Against the odds and the forces arraigned against them, filmmakers were creating a new queer film and video vernacular. A generation poured its heart and soul, shock and anger into modes of representation capable of spinning new styles out of old and new genres out of those that had worn out. Before the nqc emerged, lots of people would die, some that made films, some that acted in them, some that watched them.
In Martin Scorsese’s Public Speaking (2010), Fran Lebowitz says something I’ve never heard anyone say before: aids didn’t just kill the best artists of a generation, but also the best audiences.21 It’s an obvious truth and one that haunts me as I think about a lost generation and its voices. Revisiting the old hood, I’m stalked by ghosts. Avenue A, my old street, was the heart of a cultural scene that’s long gone, many of its denizens dead, and those who followed long since decamped for Dumbo, Williamsburg, Fort Green, Bushwick, wherever artists can still afford the rent.

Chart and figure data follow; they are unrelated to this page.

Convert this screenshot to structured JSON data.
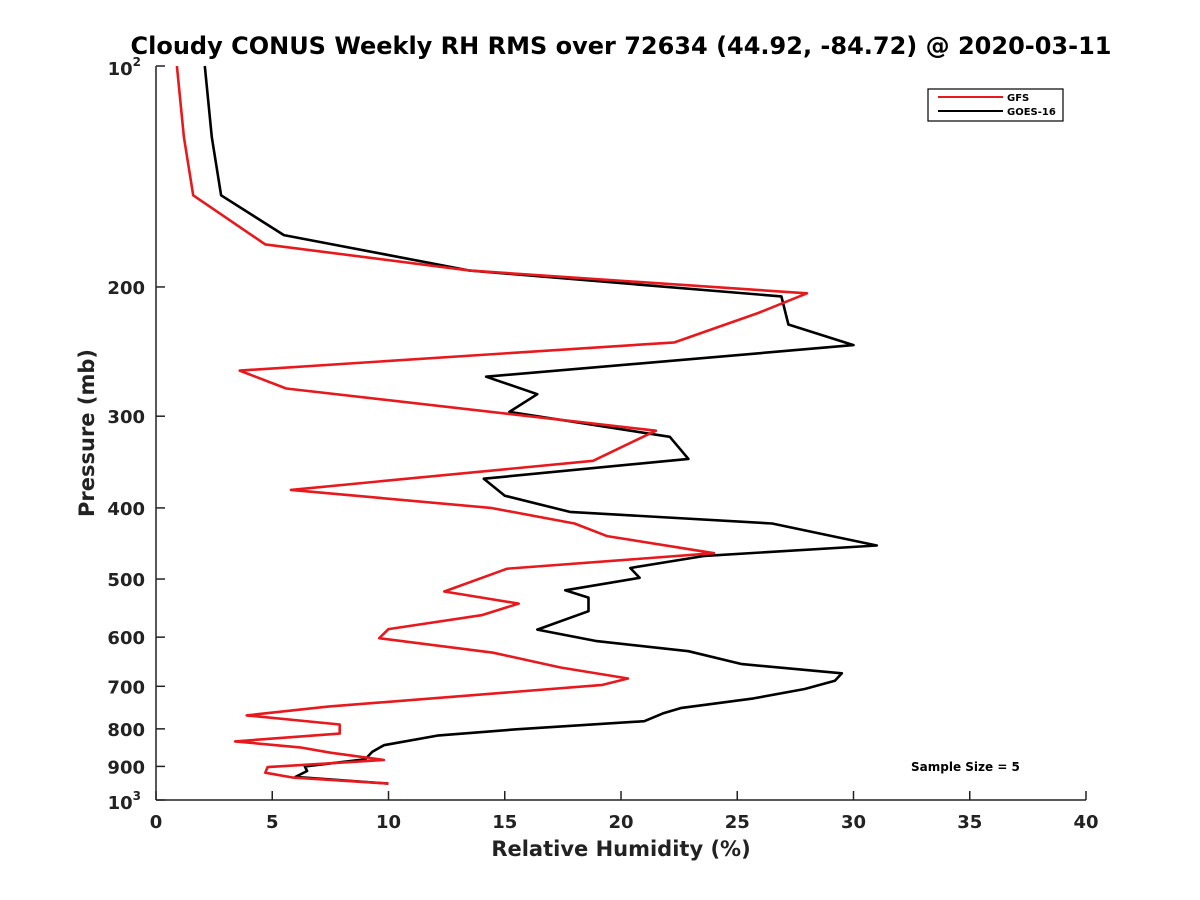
{
  "chart_data": {
    "type": "line",
    "title": "Cloudy CONUS Weekly RH RMS over 72634 (44.92, -84.72) @ 2020-03-11",
    "xlabel": "Relative Humidity (%)",
    "ylabel": "Pressure (mb)",
    "xlim": [
      0,
      40
    ],
    "ylim": [
      100,
      1000
    ],
    "yscale": "log",
    "y_reversed": true,
    "x_ticks": [
      "0",
      "5",
      "10",
      "15",
      "20",
      "25",
      "30",
      "35",
      "40"
    ],
    "y_ticks": [
      {
        "value": 100,
        "base": "10",
        "exp": "2"
      },
      {
        "value": 200,
        "label": "200"
      },
      {
        "value": 300,
        "label": "300"
      },
      {
        "value": 400,
        "label": "400"
      },
      {
        "value": 500,
        "label": "500"
      },
      {
        "value": 600,
        "label": "600"
      },
      {
        "value": 700,
        "label": "700"
      },
      {
        "value": 800,
        "label": "800"
      },
      {
        "value": 900,
        "label": "900"
      },
      {
        "value": 1000,
        "base": "10",
        "exp": "3"
      }
    ],
    "legend_position": "top-right",
    "grid": false,
    "annotation": "Sample Size = 5",
    "series": [
      {
        "name": "GFS",
        "color": "#e8191d",
        "points": [
          [
            0.9,
            100
          ],
          [
            1.2,
            125
          ],
          [
            1.6,
            150
          ],
          [
            4.7,
            175
          ],
          [
            13.5,
            190
          ],
          [
            28.0,
            204
          ],
          [
            25.9,
            217
          ],
          [
            22.3,
            238
          ],
          [
            3.6,
            260
          ],
          [
            5.6,
            275
          ],
          [
            21.5,
            314
          ],
          [
            18.8,
            345
          ],
          [
            5.8,
            378
          ],
          [
            14.4,
            400
          ],
          [
            18.0,
            420
          ],
          [
            19.4,
            437
          ],
          [
            24.0,
            461
          ],
          [
            15.1,
            484
          ],
          [
            12.4,
            520
          ],
          [
            15.6,
            540
          ],
          [
            14.0,
            560
          ],
          [
            10.0,
            585
          ],
          [
            9.6,
            602
          ],
          [
            14.5,
            630
          ],
          [
            17.4,
            660
          ],
          [
            20.3,
            683
          ],
          [
            19.2,
            697
          ],
          [
            7.4,
            746
          ],
          [
            3.9,
            767
          ],
          [
            7.9,
            789
          ],
          [
            7.9,
            812
          ],
          [
            3.4,
            832
          ],
          [
            6.2,
            848
          ],
          [
            7.5,
            862
          ],
          [
            9.8,
            882
          ],
          [
            4.8,
            902
          ],
          [
            4.7,
            918
          ],
          [
            5.9,
            932
          ],
          [
            10.0,
            950
          ]
        ]
      },
      {
        "name": "GOES-16",
        "color": "#000000",
        "points": [
          [
            2.1,
            100
          ],
          [
            2.4,
            125
          ],
          [
            2.8,
            150
          ],
          [
            5.5,
            170
          ],
          [
            13.5,
            190
          ],
          [
            26.9,
            206
          ],
          [
            27.2,
            225
          ],
          [
            30.0,
            240
          ],
          [
            14.2,
            265
          ],
          [
            16.4,
            280
          ],
          [
            15.2,
            296
          ],
          [
            22.1,
            320
          ],
          [
            22.9,
            343
          ],
          [
            14.1,
            365
          ],
          [
            15.0,
            385
          ],
          [
            17.8,
            405
          ],
          [
            26.5,
            420
          ],
          [
            31.0,
            450
          ],
          [
            23.6,
            465
          ],
          [
            20.4,
            483
          ],
          [
            20.8,
            498
          ],
          [
            17.6,
            518
          ],
          [
            18.6,
            530
          ],
          [
            18.6,
            553
          ],
          [
            16.4,
            586
          ],
          [
            18.9,
            607
          ],
          [
            22.9,
            627
          ],
          [
            25.2,
            653
          ],
          [
            29.5,
            672
          ],
          [
            29.2,
            688
          ],
          [
            27.9,
            706
          ],
          [
            25.7,
            727
          ],
          [
            22.6,
            749
          ],
          [
            21.8,
            762
          ],
          [
            21.0,
            781
          ],
          [
            15.5,
            801
          ],
          [
            12.1,
            817
          ],
          [
            9.8,
            842
          ],
          [
            9.3,
            860
          ],
          [
            9.0,
            880
          ],
          [
            6.4,
            900
          ],
          [
            6.5,
            913
          ],
          [
            6.0,
            930
          ],
          [
            10.0,
            950
          ]
        ]
      }
    ]
  }
}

In 2010 Ira Sachs created Last Address, an elegiac testimony to the final residences of numerous beloved New York City artists who died of AIDS. At first, he gives us only street noise and exterior shots of buildings, urban streetscapes divulging nothing — until a title quietly appears on screen: a name, an address. It’s a work that matches the present geography of the city with the lives of those who are gone. Here in these scenes of (mostly) Lower Manhattan are the traces of what transpired in the 1980s, the fabulous contributions and artists remembered even when the streets have obliterated their traces. Last Address does the kind of work to which I aspire, the work of not merely mourning but remembering and carrying on, holding the door open all the while to the new neighbors who continue to arrive, drawn by the siren calls and sirens of the past and the hopes and dreams of the future.